CAPÍTULO XXI
En la conciencia de cada uno se debe colocar la alabanza y gloria verdadera pero no sin temor porque Dios es escudriñador y juez de los corazones.
Es la conciencia un vaso sano y firmísimo, muy a propósito para guardar los secretos. No está expuesto a asechanzas algunas, a los ojos y manos de todos, exceptuando sólo el Espíritu, que escudriña también las cosas altas de Dios. Cualquier cosa que en ella pusiere, estoy seguro que no la perderá. Ella me la guardará estando yo vivo y me la restituirá cuando estuviere difunto. Porque a donde quiera que fuere yo, va ella conmigo, llevando consigo el depósito que recibo para guardar. Está presente cuando yo vivo y me seguirá igualmente cuando estuviere muerto. En todas partes es inseparable de mi la gloria o la confusión según la calidad del depósito. Bienaventurados los que pueden decir con verdad: nuestra gloria es el testimonio de nuestra conciencia. No lo puede decir sino el humilde, según el proverbio vulgar acostumbra temer los ojos del campo, y tiene por sospechosos los oídos de las selvas.
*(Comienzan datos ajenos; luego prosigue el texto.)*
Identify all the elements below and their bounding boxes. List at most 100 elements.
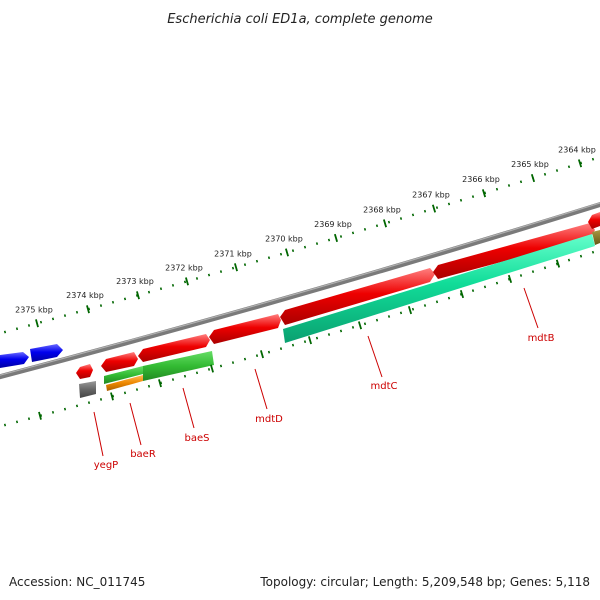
ruler-minor-tick [375, 318, 379, 322]
ruler-minor-tick [231, 266, 235, 270]
ruler-minor-tick [471, 195, 475, 198]
gene-label-mdtB: mdtB [528, 333, 555, 344]
cds-red-mdtC [280, 268, 435, 325]
ruler-major-tick [158, 379, 162, 388]
ruler-minor-tick [543, 266, 547, 270]
ruler-minor-tick [231, 361, 235, 364]
ruler-minor-tick [399, 217, 403, 220]
ruler-minor-tick [591, 157, 595, 161]
ruler-minor-tick [447, 202, 451, 206]
kbp-label: 2368 kbp [363, 205, 401, 214]
kbp-label: 2364 kbp [558, 145, 596, 154]
outer-ruler [3, 157, 595, 334]
ruler-minor-tick [483, 191, 487, 195]
ruler-minor-tick [135, 388, 139, 391]
cog-gray-yegP [79, 381, 96, 398]
ruler-major-tick [357, 321, 363, 330]
ruler-minor-tick [531, 270, 535, 274]
ruler-major-tick [210, 364, 214, 373]
ruler-minor-tick [51, 410, 55, 414]
ruler-minor-tick [519, 274, 523, 277]
ruler-minor-tick [39, 414, 43, 417]
ruler-minor-tick [555, 262, 559, 266]
ruler-major-tick [555, 259, 561, 268]
ruler-minor-tick [15, 420, 19, 424]
kbp-label: 2371 kbp [214, 249, 252, 258]
ruler-minor-tick [351, 326, 355, 329]
ruler-minor-tick [315, 336, 319, 340]
ruler-minor-tick [339, 235, 343, 238]
ruler-minor-tick [447, 296, 451, 300]
leader-baeR [129, 402, 142, 446]
ruler-minor-tick [87, 401, 91, 405]
ruler-major-tick [577, 159, 583, 168]
cog-green-baeS [143, 351, 214, 381]
cds-blue-1 [0, 352, 29, 368]
ruler-minor-tick [483, 285, 487, 289]
ruler-minor-tick [207, 368, 211, 371]
ruler-minor-tick [243, 357, 247, 361]
gene-label-baeR: baeR [130, 449, 156, 460]
kbp-label: 2370 kbp [265, 234, 303, 243]
ruler-minor-tick [171, 378, 175, 381]
kbp-label: 2373 kbp [116, 277, 154, 286]
ruler-major-tick [185, 277, 189, 286]
gene-label-mdtD: mdtD [255, 414, 283, 425]
kbp-labels: 2375 kbp 2374 kbp 2373 kbp 2372 kbp 2371 kbp… [15, 145, 596, 314]
ruler-major-tick [136, 291, 140, 300]
ruler-major-tick [407, 306, 413, 315]
ruler-major-tick [507, 274, 513, 284]
ruler-minor-tick [519, 180, 523, 184]
kbp-label: 2375 kbp [15, 305, 53, 314]
kbp-label: 2367 kbp [412, 191, 450, 200]
ruler-major-tick [110, 392, 114, 401]
ruler-major-tick [481, 189, 487, 198]
ruler-minor-tick [423, 209, 427, 213]
ruler-minor-tick [27, 324, 31, 327]
ruler-minor-tick [579, 254, 583, 258]
accession-text: Accession: NC_011745 [9, 575, 145, 589]
ruler-major-tick [308, 336, 312, 345]
ruler-minor-tick [435, 300, 439, 304]
ruler-minor-tick [411, 213, 415, 217]
cog-olive-next [592, 230, 600, 245]
ruler-minor-tick [87, 307, 91, 311]
cog-teal-mdtC-mdtB [283, 234, 595, 343]
ruler-minor-tick [591, 250, 595, 254]
ruler-minor-tick [471, 289, 475, 293]
leader-mdtC [367, 335, 383, 378]
ruler-minor-tick [243, 263, 247, 267]
ruler-minor-tick [111, 394, 115, 398]
ruler-minor-tick [123, 391, 127, 395]
cds-red-yegP [76, 364, 93, 379]
ruler-minor-tick [507, 277, 511, 281]
ruler-minor-tick [555, 169, 559, 172]
ruler-minor-tick [183, 374, 187, 378]
ruler-minor-tick [207, 273, 211, 277]
ruler-minor-tick [123, 297, 127, 301]
gene-label-mdtC: mdtC [371, 381, 398, 392]
gene-label-yegP: yegP [94, 460, 118, 471]
leader-yegP [93, 411, 104, 457]
ruler-minor-tick [267, 350, 271, 354]
cds-red-baeS [138, 334, 210, 362]
ruler-minor-tick [375, 224, 379, 228]
ruler-major-tick [234, 263, 238, 272]
ruler-minor-tick [579, 161, 583, 165]
leader-mdtD [254, 368, 268, 410]
ruler-minor-tick [99, 304, 103, 307]
ruler-minor-tick [387, 220, 391, 224]
ruler-minor-tick [39, 320, 43, 324]
kbp-label: 2365 kbp [511, 160, 549, 169]
ruler-minor-tick [159, 287, 163, 291]
kbp-label: 2369 kbp [314, 220, 352, 229]
ruler-minor-tick [567, 258, 571, 262]
ruler-minor-tick [75, 404, 79, 408]
cds-red-mdtB [433, 223, 595, 279]
ruler-minor-tick [459, 292, 463, 296]
ruler-minor-tick [291, 249, 295, 253]
map-title: Escherichia coli ED1a, complete genome [167, 12, 433, 27]
ruler-minor-tick [171, 283, 175, 287]
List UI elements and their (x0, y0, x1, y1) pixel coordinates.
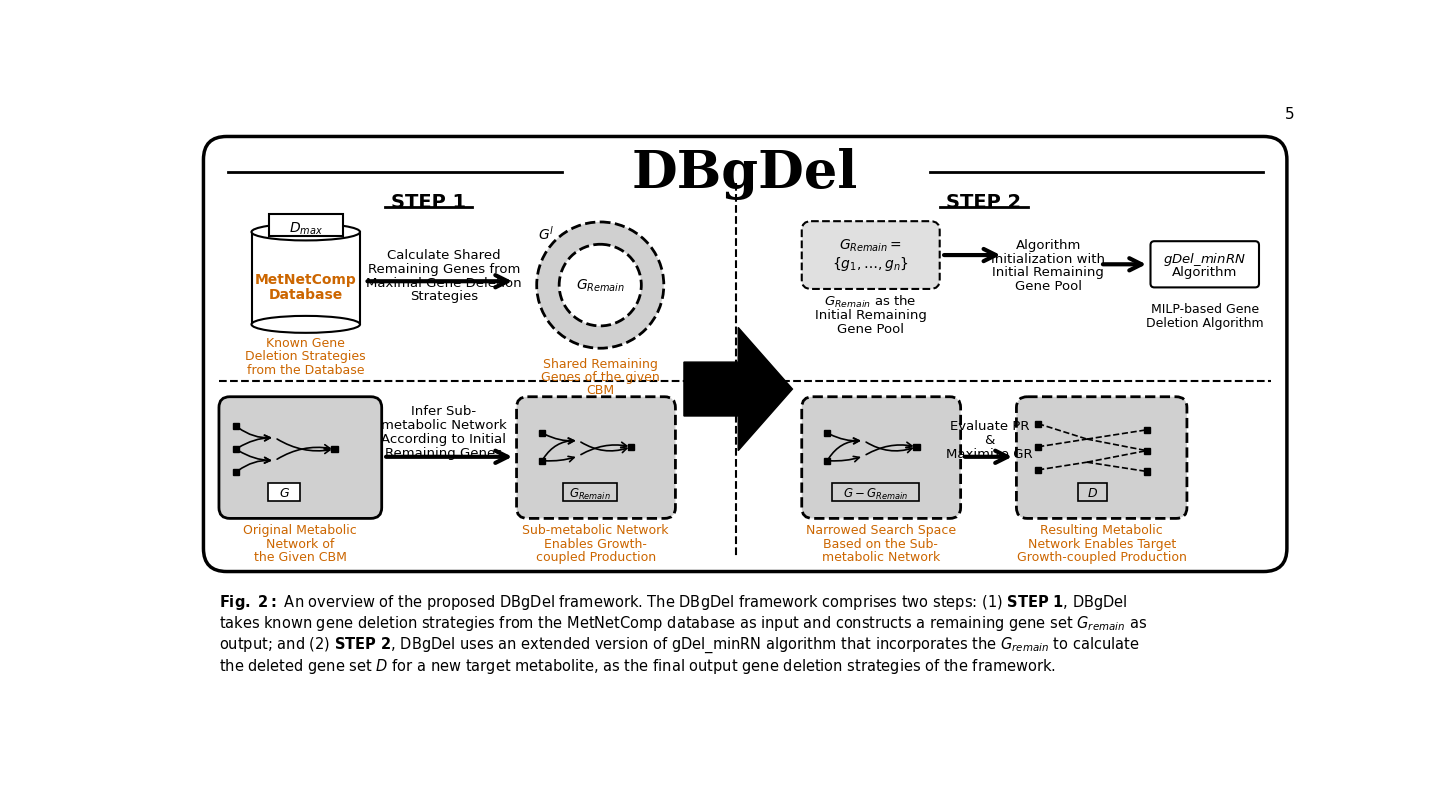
FancyBboxPatch shape (1077, 483, 1106, 502)
Text: Sub-metabolic Network: Sub-metabolic Network (522, 524, 669, 537)
Text: from the Database: from the Database (247, 363, 365, 376)
Text: Based on the Sub-: Based on the Sub- (823, 537, 938, 550)
Text: CBM: CBM (586, 384, 614, 397)
Text: Initial Remaining: Initial Remaining (992, 266, 1104, 279)
Text: $G_{Remain} =$: $G_{Remain} =$ (839, 238, 903, 254)
Text: Shared Remaining: Shared Remaining (542, 358, 657, 371)
Text: Remaining Genes from: Remaining Genes from (368, 262, 521, 275)
Bar (332, 447, 337, 453)
Text: metabolic Network: metabolic Network (381, 418, 506, 431)
Text: $\mathbf{Fig.\ 2:}$ An overview of the proposed DBgDel framework. The DBgDel fra: $\mathbf{Fig.\ 2:}$ An overview of the p… (220, 592, 1128, 611)
Text: Known Gene: Known Gene (266, 337, 345, 350)
FancyBboxPatch shape (1016, 397, 1186, 519)
Text: Enables Growth-: Enables Growth- (544, 537, 647, 550)
Text: Gene Pool: Gene Pool (1015, 280, 1082, 293)
Bar (233, 423, 238, 430)
Text: metabolic Network: metabolic Network (822, 550, 939, 563)
Text: coupled Production: coupled Production (535, 550, 656, 563)
Text: Algorithm: Algorithm (1015, 238, 1080, 251)
Bar (628, 444, 634, 450)
Text: Database: Database (269, 287, 343, 301)
Bar (1035, 467, 1041, 474)
Ellipse shape (252, 316, 361, 333)
FancyBboxPatch shape (1150, 242, 1259, 288)
Text: Initialization with: Initialization with (992, 252, 1105, 265)
Text: DBgDel: DBgDel (632, 148, 858, 200)
Text: Narrowed Search Space: Narrowed Search Space (806, 524, 955, 537)
Text: Deletion Strategies: Deletion Strategies (246, 350, 366, 363)
Bar (233, 447, 238, 453)
Text: the Given CBM: the Given CBM (254, 550, 346, 563)
Text: $D$: $D$ (1086, 487, 1098, 500)
Text: Network of: Network of (266, 537, 334, 550)
Text: Gene Pool: Gene Pool (838, 322, 904, 335)
Bar (539, 458, 545, 464)
Ellipse shape (252, 224, 361, 241)
Text: 5: 5 (1285, 107, 1296, 122)
FancyBboxPatch shape (268, 483, 301, 502)
Circle shape (537, 223, 664, 349)
Text: Original Metabolic: Original Metabolic (243, 524, 358, 537)
Text: Strategies: Strategies (410, 290, 478, 303)
FancyBboxPatch shape (204, 137, 1287, 572)
Text: $G_{Remain}$ as the: $G_{Remain}$ as the (824, 293, 917, 309)
Bar (1035, 421, 1041, 427)
FancyBboxPatch shape (563, 483, 618, 502)
Text: the deleted gene set $D$ for a new target metabolite, as the final output gene d: the deleted gene set $D$ for a new targe… (220, 656, 1056, 676)
Bar (233, 470, 238, 476)
Bar (539, 431, 545, 436)
Bar (824, 431, 830, 436)
Text: $G_{Remain}$: $G_{Remain}$ (569, 486, 611, 501)
Text: takes known gene deletion strategies from the MetNetComp database as input and c: takes known gene deletion strategies fro… (220, 613, 1147, 633)
Text: $gDel\_minRN$: $gDel\_minRN$ (1163, 251, 1246, 268)
FancyBboxPatch shape (269, 215, 343, 237)
Bar (913, 444, 919, 450)
Text: Deletion Algorithm: Deletion Algorithm (1146, 316, 1264, 329)
Text: According to Initial: According to Initial (381, 432, 506, 445)
FancyBboxPatch shape (801, 222, 939, 290)
Text: Growth-coupled Production: Growth-coupled Production (1016, 550, 1186, 563)
FancyBboxPatch shape (220, 397, 382, 519)
Bar (1143, 469, 1150, 475)
Text: $D_{max}$: $D_{max}$ (289, 221, 323, 237)
Text: Algorithm: Algorithm (1172, 266, 1237, 279)
Text: $G^l$: $G^l$ (538, 225, 554, 242)
Text: Remaining Genes: Remaining Genes (385, 446, 502, 459)
Bar (1035, 444, 1041, 450)
Text: Maximal Gene Deletion: Maximal Gene Deletion (366, 277, 522, 290)
Text: Resulting Metabolic: Resulting Metabolic (1040, 524, 1163, 537)
Text: Genes of the given: Genes of the given (541, 371, 660, 384)
Text: Infer Sub-: Infer Sub- (411, 405, 477, 418)
FancyBboxPatch shape (832, 483, 919, 502)
Text: Network Enables Target: Network Enables Target (1028, 537, 1176, 550)
Polygon shape (683, 328, 792, 451)
Text: $G$: $G$ (279, 487, 289, 500)
Text: $G_{Remain}$: $G_{Remain}$ (576, 277, 625, 294)
Text: Calculate Shared: Calculate Shared (387, 248, 500, 261)
FancyBboxPatch shape (801, 397, 961, 519)
Text: Maximize GR: Maximize GR (947, 448, 1032, 461)
Text: MetNetComp: MetNetComp (254, 272, 356, 286)
Bar (1143, 427, 1150, 433)
Text: $\{g_1, \ldots, g_n\}$: $\{g_1, \ldots, g_n\}$ (832, 255, 909, 272)
Text: output; and (2) $\mathbf{STEP\ 2}$, DBgDel uses an extended version of gDel_minR: output; and (2) $\mathbf{STEP\ 2}$, DBgD… (220, 635, 1140, 654)
Text: Initial Remaining: Initial Remaining (814, 308, 926, 321)
Bar (1143, 448, 1150, 454)
Text: $G - G_{Remain}$: $G - G_{Remain}$ (843, 486, 909, 501)
Text: STEP 2: STEP 2 (947, 192, 1022, 212)
FancyBboxPatch shape (516, 397, 676, 519)
Text: STEP 1: STEP 1 (391, 192, 465, 212)
Text: MILP-based Gene: MILP-based Gene (1150, 303, 1259, 315)
Text: &: & (984, 434, 995, 447)
Bar (824, 458, 830, 464)
Text: Evaluate PR: Evaluate PR (949, 420, 1029, 433)
Bar (252, 233, 361, 325)
Circle shape (560, 245, 641, 327)
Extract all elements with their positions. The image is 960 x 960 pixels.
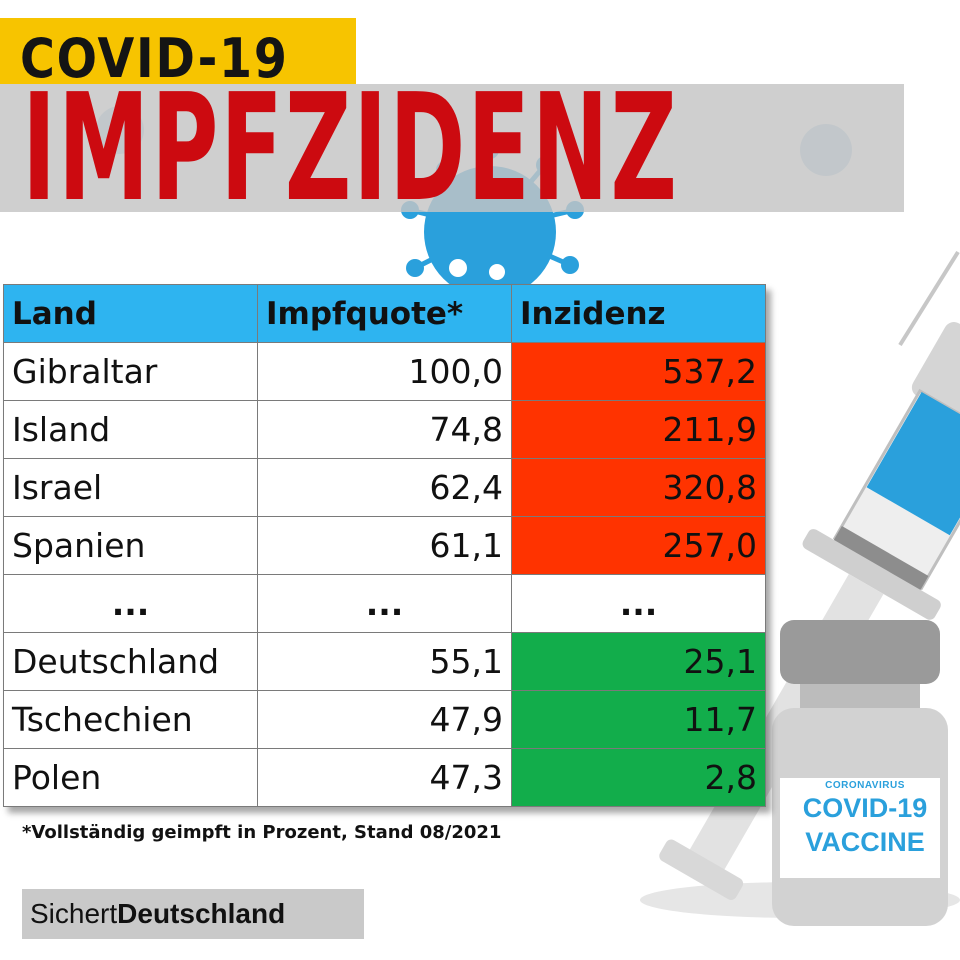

Es bienaventurado el hombre que está siempre temeroso. No puede decir esto el arrogante y presuntuoso, que ostentándose con descaro a si mismo, frecuentemente y en todas partes, como quien anda por un campo, anhela con ansia la gloria y aún se gloria cuando ha obrado mal y se regocija en las cosas pésimas. Juzga que no le ven, porque tiene más que le imiten que quienes le reprendan, siendo él ciego y guía de los ciegos. Pero tiene este campo sin duda ojos, que son los de los Ángeles Santos a quienes suele ofender siempre la vida desarreglada. No dirá nunca el hipócrita: mi gloria es el testimonio de mi conciencia, porque aunque burle la opinión de los que juzgan por lo exterior, en sus palabras, semblante y apariencia disimulada, pero no puede evitar y evadir el juicio del que escudriña las entrañas y los corazones pues a Dios nadie le puede burlar.